When big cities experience an economic boom, you expect an upsurge in wages and growth in those areas. But there’s some nuance: according to Chicago Booth’s Richard Hornbeck and University of California at Berkeley’s Enrico Moretti, one area’s surge particularly benefits low-skilled workers locally—and high-skilled workers elsewhere.
Using total factor productivity (TFP) as a measure of local productivity growth, Hornbeck Amount and Moretti analyzed two decades of data from major US cities to quantify the direct effects on people living in booming cities and the indirect effects on people elsewhere. Allowing for trade-offs between salary and cost-of-living increases, as well as unequal distribution of benefits across different groups, the researchers find that low-skilled workers gained the most from local productivity growth.
But gains extended further afield: a boom in San Diego or Los Angeles, say, was also felt in other cities. And high-skilled workers gained more from productivity growth in other cities.
The data Hornbeck and Moretti analyzed, spanning 1980 to 2000, focused on cities that experienced higher productivity growth because of a concentration of rapidly innovating industries, compared with cities that had a concentration in industries with less growth.
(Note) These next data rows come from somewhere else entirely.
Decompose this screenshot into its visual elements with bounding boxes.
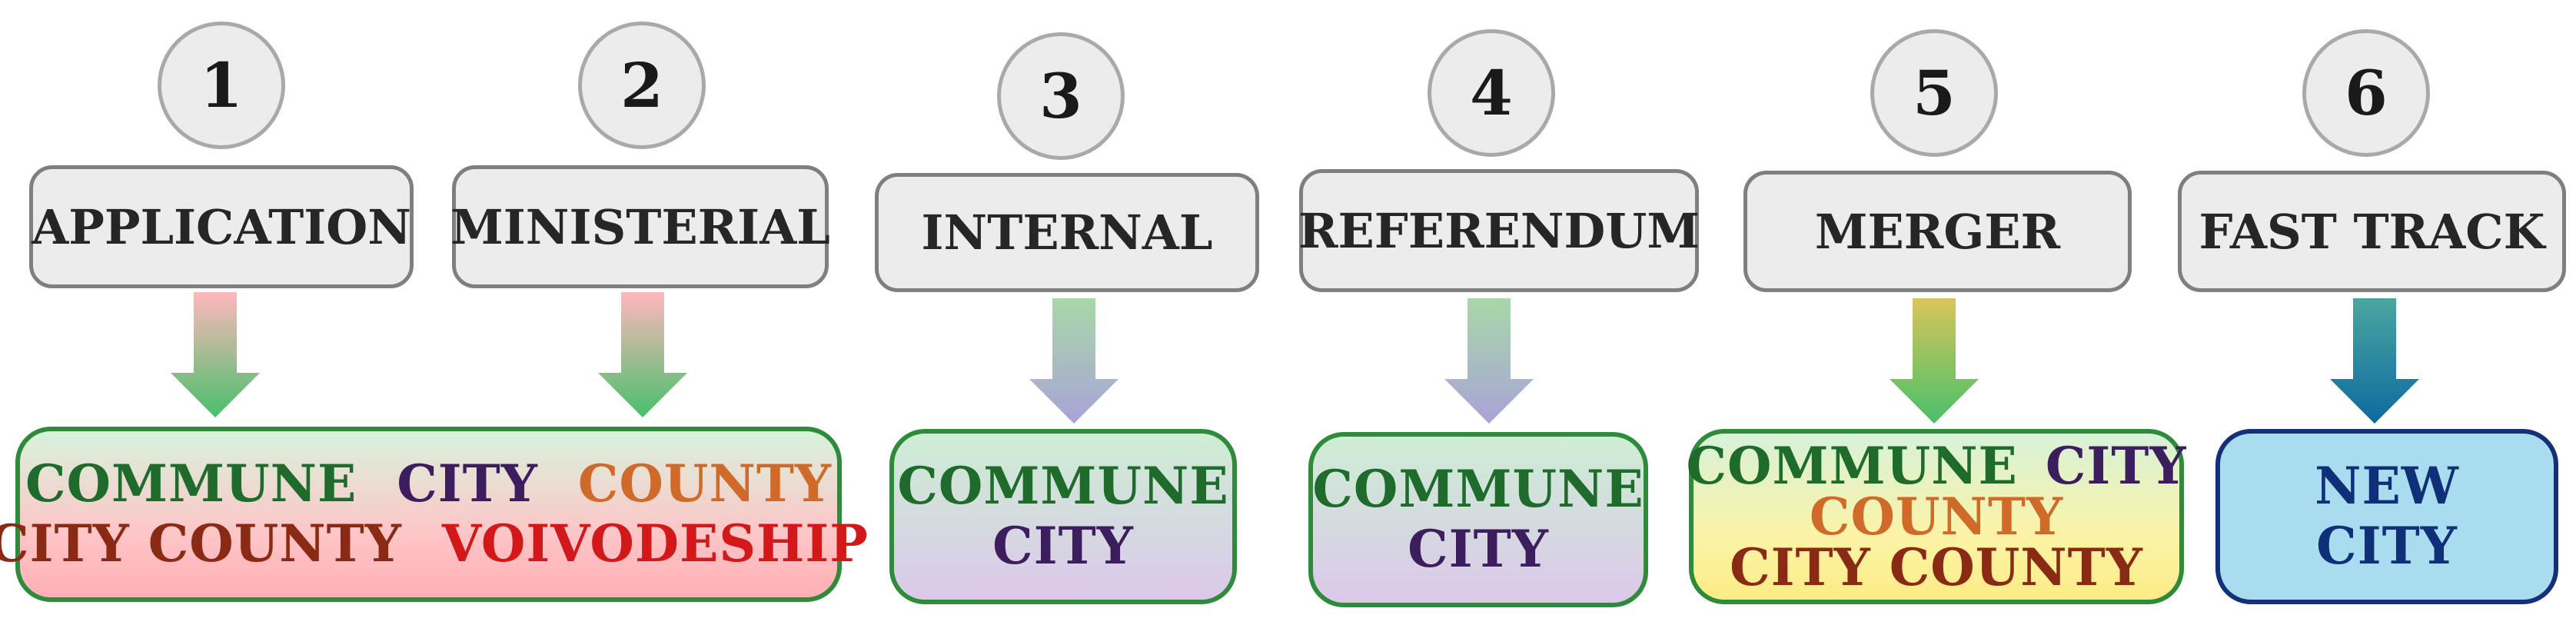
outcome-voivodeship: VOIVODESHIP — [441, 514, 869, 573]
outcome-commune: COMMUNE — [897, 456, 1229, 517]
arrow-down-icon — [1890, 298, 1979, 424]
step-number-6: 6 — [2302, 29, 2430, 157]
outcome-box-referendum: COMMUNE CITY — [1308, 432, 1648, 607]
outcome-row: COMMUNE CITY COUNTY — [15, 454, 843, 514]
step-number-1: 1 — [158, 22, 285, 149]
stage-label-fast-track: FAST TRACK — [2178, 171, 2566, 292]
arrow-down-icon — [171, 292, 260, 417]
outcome-box-fast-track: NEW CITY — [2215, 429, 2558, 604]
step-number-2: 2 — [578, 22, 706, 149]
arrow-down-icon — [1444, 298, 1534, 424]
outcome-city-county: CITY COUNTY — [0, 514, 402, 573]
step-number-4: 4 — [1428, 29, 1555, 157]
step-number-5: 5 — [1870, 29, 1998, 157]
outcome-box-internal: COMMUNE CITY — [889, 429, 1237, 604]
outcome-city: CITY — [397, 454, 538, 514]
outcome-commune: COMMUNE — [25, 454, 357, 514]
outcome-new: NEW — [2315, 456, 2459, 517]
stage-label-application: APPLICATION — [29, 165, 414, 288]
outcome-commune: COMMUNE — [1312, 459, 1644, 520]
stage-label-merger: MERGER — [1743, 171, 2132, 292]
outcome-commune: COMMUNE — [1686, 436, 2018, 496]
outcome-city: CITY — [2045, 436, 2187, 496]
stage-label-internal: INTERNAL — [875, 173, 1259, 292]
arrow-down-icon — [2330, 298, 2419, 424]
outcome-city-county: CITY COUNTY — [1730, 537, 2143, 597]
outcome-city: CITY — [1408, 519, 1549, 579]
outcome-city: CITY — [992, 516, 1134, 576]
outcome-city: CITY — [2316, 516, 2458, 576]
arrow-down-icon — [1029, 298, 1118, 424]
step-number-3: 3 — [997, 32, 1125, 160]
outcome-box-application-ministerial: COMMUNE CITY COUNTY CITY COUNTY VOIVODES… — [0, 427, 868, 602]
outcome-row: COMMUNE CITY — [1682, 440, 2192, 491]
outcome-box-merger: COMMUNE CITY COUNTY CITY COUNTY — [1687, 429, 2185, 604]
arrow-down-icon — [598, 292, 687, 417]
outcome-county: COUNTY — [577, 454, 833, 514]
stage-label-referendum: REFERENDUM — [1298, 169, 1700, 292]
stage-label-ministerial: MINISTERIAL — [450, 165, 830, 288]
outcome-row: CITY COUNTY VOIVODESHIP — [0, 514, 879, 574]
outcome-county: COUNTY — [1809, 487, 2064, 547]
“Our main result is that local productivity growth does seem to be delivering sizeable and similar gains to higher- and lower-skilled workers, of roughly 0.5 to 0.6 percent year-over-year,” Hornbeck says. “Locally, in the cities experiencing major growth, some of these benefits are lost to increases in the cost of living as people crowd in from elsewhere. But across the nation, increases in living costs in particular cities are counterbalanced by decreases in housing costs in other places.”
Locally, lower-skilled workers benefited more
When a city started booming, there was a greater impact on nominal earnings and purchasing power for high-school graduates than for college graduates, which suggests that local productivity growth acted to compress local income inequality.
One city’s productivity boost indirectly helped other cities
While boomtowns lured highly skilled workers from other cities, those who stayed behind still enjoyed wage increases because such workers were scarcer. Further, in the cities that people were leaving, the cost of living declined. For renters, this was good news, as it translated to lower costs.
One intense productivity surge: San Jose, California
Silicon Valley’s rise as a tech hub lured hundreds of thousands of workers away from other US cities. The researchers calculate that the San Jose metro area experienced TFP growth of 16.4 percent over 1980–90.